C: And how can people find you?

J: Yeah, so you can find me, I think, probably my website is probably the best way to, to, to stay up, I guess, on what I’m doing. And that’s drjoycox.com, and that’s all one word so DRJOYcox.com. I’m also on Instagram. It’s freshoutthecocoon all one, fresh out the cocoon. I tried to spell that once and it was, like, horrible. So on Facebook, under Fresh Out The Cocoon. But there’s spaces in there, so uhm, so don’t type it in. Then I’m on Twitter as Doctor Joy Cox.

C: Yeah, wonderful.

J: Love your year of rest.

X: Yes oh thanks thanks.

C: Yeah, I, I love that.

X: Or whatever time period it is. Let’s see, I was gonna say, fingers crossed, let’s see if it lasts a whole year, but I need to, I need to, you know, I need to pull back a little bit. So, so hopefully, you know. Hopefully I’ll keep to my word and nothing makes me itch enough that I’m hopping up and doing things and having this same talk with myself in 2023.

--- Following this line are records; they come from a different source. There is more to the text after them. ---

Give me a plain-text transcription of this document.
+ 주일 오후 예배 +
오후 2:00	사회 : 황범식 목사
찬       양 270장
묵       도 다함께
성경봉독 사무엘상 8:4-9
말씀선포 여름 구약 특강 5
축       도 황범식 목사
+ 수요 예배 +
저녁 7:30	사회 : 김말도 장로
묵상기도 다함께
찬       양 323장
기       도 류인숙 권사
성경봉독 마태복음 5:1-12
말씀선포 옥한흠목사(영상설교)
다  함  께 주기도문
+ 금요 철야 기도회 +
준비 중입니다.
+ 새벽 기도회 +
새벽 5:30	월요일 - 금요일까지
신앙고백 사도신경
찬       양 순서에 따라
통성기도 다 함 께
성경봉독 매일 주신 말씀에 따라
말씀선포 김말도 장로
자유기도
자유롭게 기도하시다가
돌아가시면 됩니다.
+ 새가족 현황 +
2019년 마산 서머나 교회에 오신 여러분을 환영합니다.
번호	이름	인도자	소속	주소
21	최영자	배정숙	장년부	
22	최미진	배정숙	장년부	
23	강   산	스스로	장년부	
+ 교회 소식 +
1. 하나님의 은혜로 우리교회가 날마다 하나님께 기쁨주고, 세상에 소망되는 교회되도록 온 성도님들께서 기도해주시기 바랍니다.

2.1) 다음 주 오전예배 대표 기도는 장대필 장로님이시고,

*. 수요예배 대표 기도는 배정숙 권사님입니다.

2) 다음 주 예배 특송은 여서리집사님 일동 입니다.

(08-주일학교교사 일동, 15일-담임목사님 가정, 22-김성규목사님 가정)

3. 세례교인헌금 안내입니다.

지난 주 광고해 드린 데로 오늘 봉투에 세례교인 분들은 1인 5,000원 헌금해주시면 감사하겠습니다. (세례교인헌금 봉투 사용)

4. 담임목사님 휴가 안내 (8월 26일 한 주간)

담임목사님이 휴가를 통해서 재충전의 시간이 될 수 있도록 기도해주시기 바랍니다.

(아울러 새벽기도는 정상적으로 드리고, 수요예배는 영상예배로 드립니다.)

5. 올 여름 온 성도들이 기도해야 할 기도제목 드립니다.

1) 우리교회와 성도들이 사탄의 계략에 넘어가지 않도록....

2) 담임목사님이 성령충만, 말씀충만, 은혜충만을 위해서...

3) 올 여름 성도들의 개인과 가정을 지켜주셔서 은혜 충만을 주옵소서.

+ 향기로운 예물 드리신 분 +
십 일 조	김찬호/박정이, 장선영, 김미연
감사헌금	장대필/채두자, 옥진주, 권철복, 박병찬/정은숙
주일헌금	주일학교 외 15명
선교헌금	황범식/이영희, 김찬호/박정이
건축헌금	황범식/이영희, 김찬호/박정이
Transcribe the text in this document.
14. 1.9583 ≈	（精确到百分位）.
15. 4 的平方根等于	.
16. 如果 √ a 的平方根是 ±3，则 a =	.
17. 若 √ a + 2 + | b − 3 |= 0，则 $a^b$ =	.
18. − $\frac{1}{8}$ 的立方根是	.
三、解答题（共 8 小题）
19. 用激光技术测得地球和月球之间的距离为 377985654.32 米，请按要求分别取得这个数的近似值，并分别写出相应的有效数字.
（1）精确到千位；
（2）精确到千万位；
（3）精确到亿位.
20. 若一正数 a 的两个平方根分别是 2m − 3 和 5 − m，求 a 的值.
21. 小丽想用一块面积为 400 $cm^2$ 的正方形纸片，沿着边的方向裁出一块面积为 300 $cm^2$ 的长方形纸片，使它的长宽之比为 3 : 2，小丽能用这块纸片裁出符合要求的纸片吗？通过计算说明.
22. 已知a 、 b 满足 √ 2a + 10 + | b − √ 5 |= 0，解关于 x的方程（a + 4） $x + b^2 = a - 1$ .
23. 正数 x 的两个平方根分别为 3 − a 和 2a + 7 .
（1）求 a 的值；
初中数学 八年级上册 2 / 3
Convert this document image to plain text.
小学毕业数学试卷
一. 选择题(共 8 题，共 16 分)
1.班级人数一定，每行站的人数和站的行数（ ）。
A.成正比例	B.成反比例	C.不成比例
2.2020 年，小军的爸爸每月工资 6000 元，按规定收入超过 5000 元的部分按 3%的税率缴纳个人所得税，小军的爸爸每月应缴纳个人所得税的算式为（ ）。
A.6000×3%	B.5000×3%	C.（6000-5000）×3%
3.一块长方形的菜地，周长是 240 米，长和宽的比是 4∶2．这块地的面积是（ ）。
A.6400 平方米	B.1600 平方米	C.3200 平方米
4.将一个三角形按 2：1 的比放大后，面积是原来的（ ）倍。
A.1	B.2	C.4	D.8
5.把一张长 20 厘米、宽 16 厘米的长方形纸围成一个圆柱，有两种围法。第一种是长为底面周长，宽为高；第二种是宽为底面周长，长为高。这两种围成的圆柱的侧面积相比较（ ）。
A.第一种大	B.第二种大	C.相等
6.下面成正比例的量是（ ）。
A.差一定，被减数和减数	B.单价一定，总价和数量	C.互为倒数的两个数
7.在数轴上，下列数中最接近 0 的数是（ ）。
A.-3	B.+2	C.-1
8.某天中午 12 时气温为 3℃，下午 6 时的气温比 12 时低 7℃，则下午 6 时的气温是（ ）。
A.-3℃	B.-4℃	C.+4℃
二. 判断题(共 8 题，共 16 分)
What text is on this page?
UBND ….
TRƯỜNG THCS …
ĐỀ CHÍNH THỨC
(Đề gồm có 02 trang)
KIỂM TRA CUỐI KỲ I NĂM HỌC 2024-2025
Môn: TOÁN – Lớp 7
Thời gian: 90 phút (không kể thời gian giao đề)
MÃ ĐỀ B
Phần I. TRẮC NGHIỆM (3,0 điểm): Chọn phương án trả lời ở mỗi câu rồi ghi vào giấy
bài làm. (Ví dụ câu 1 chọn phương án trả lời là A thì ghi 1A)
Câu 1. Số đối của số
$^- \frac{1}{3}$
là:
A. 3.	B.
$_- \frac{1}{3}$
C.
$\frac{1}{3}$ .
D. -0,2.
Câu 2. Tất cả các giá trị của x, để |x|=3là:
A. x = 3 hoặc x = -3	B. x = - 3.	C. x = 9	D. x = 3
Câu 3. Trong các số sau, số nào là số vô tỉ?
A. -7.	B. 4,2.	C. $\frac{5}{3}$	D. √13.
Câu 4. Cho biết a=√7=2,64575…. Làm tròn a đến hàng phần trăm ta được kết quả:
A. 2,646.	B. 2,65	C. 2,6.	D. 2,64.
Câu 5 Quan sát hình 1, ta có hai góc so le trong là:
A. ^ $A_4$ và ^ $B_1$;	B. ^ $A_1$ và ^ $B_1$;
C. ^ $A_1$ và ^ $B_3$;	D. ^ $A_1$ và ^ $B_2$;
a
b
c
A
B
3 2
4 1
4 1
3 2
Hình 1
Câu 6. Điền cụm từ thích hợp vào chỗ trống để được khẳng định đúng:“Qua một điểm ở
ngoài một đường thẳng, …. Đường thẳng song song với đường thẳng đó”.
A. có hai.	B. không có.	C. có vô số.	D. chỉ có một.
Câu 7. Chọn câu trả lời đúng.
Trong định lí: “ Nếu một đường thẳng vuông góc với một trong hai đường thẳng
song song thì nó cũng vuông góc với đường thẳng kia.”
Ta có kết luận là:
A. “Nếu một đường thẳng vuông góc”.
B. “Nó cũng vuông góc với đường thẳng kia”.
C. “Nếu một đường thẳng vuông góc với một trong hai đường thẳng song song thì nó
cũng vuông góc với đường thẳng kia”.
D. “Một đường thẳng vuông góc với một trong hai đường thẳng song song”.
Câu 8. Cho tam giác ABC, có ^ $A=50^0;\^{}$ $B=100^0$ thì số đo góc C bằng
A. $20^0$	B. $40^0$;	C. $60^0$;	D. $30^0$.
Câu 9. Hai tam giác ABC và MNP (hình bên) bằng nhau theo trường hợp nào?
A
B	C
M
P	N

C: Doctor Joy Cox, thank, it’s such an honor. Thank you so much. We are so appreciative of all of the knowledge that you have given us and things to think about. It’s been truly an honor. Like I said, I’m such a fangirl. I loved this book. I bought it for like 4 people like as soon as like this and I was like here, here, here.

J: Same.

X: Thanks so much.

C: Thank you.

J: Thank you.

X: I really do appreciate the support and I’m glad that the books spoke to you and have spoken to others. Uh, because ultimately, like I said, that’s the hope so yeah, wonderful.

J: Thank you for all of your thoughtfulness and clarity, I’m taking a lot with me to think about, that is for sure. Awesome, wonderful. So thank you for being you and for being here with us during your 2022 of rest. That makes, I’m, I’m just really sitting in that and feeling really grateful.

X: No, thank you all for having me, I really appreciate it.

J: Thank you until next time.

J: Thank you for listening to season 2 of the Embodiment for the Rest of Us podcast. Episodes will be published every two weeks-ish (because let’s be real here) wherever you listen to podcasts.